Gibt es einen Weg zurück zu einer artenreichen, vielfältigen und lebendigen Aue?

Diese Frage stellte man sich in Ingolstadt angesichts der tiefgreifenden Veränderungen der Donauauen nach dem Bau der Staustufen Bergheim und Ingolstadt.

Gefördert über den LIFE-Fonds der Europäischen Union startete die Stadt Ingolstadt 1995 mit einem Auenkonzept, das sich mit den Möglichkeiten zur Redynamisierung der Donauauen auseinandersetzte.

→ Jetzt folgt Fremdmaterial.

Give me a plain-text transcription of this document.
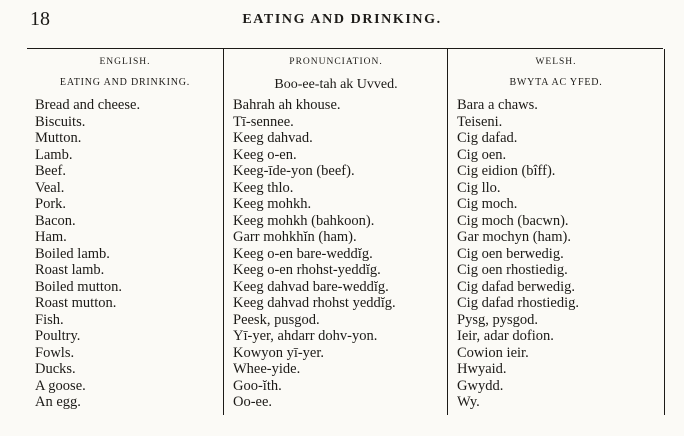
18	EATING AND DRINKING.
ENGLISH.
EATING AND DRINKING.
Bread and cheese.
Biscuits.
Mutton.
Lamb.
Beef.
Veal.
Pork.
Bacon.
Ham.
Boiled lamb.
Roast lamb.
Boiled mutton.
Roast mutton.
Fish.
Poultry.
Fowls.
Ducks.
A goose.
An egg.
PRONUNCIATION.
Boo-ee-tah ak Uvved.
Bahrah ah khouse.
Tī-sennee.
Keeg dahvad.
Keeg o-en.
Keeg-īde-yon (beef).
Keeg thlo.
Keeg mohkh.
Keeg mohkh (bahkoon).
Garr mohkhĭn (ham).
Keeg o-en bare-weddĭg.
Keeg o-en rhohst-yeddĭg.
Keeg dahvad bare-weddĭg.
Keeg dahvad rhohst yeddĭg.
Peesk, pusgod.
Yī-yer, ahdarr dohv-yon.
Kowyon yī-yer.
Whee-yide.
Goo-ĭth.
Oo-ee.
WELSH.
BWYTA AC YFED.
Bara a chaws.
Teiseni.
Cig dafad.
Cig oen.
Cig eidion (bîff).
Cig llo.
Cig moch.
Cig moch (bacwn).
Gar mochyn (ham).
Cig oen berwedig.
Cig oen rhostiedig.
Cig dafad berwedig.
Cig dafad rhostiedig.
Pysg, pysgod.
Ieir, adar dofion.
Cowion ieir.
Hwyaid.
Gwydd.
Wy.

Eine Machbarkeitsstudie des World Wide Fund For Nature (WWF) lieferte dafür 1997 die ersten Aussagen. Nach dieser Studie kommt es vor allem auf drei Dinge an:

  • Die Aue muss wieder regelmäßig von Hochwässern überflutet werden.
  • Auch die Grundwasserstände brauchen eine neue Dynamik.
  • Der Fluss muss wieder druchgängig gemacht werden.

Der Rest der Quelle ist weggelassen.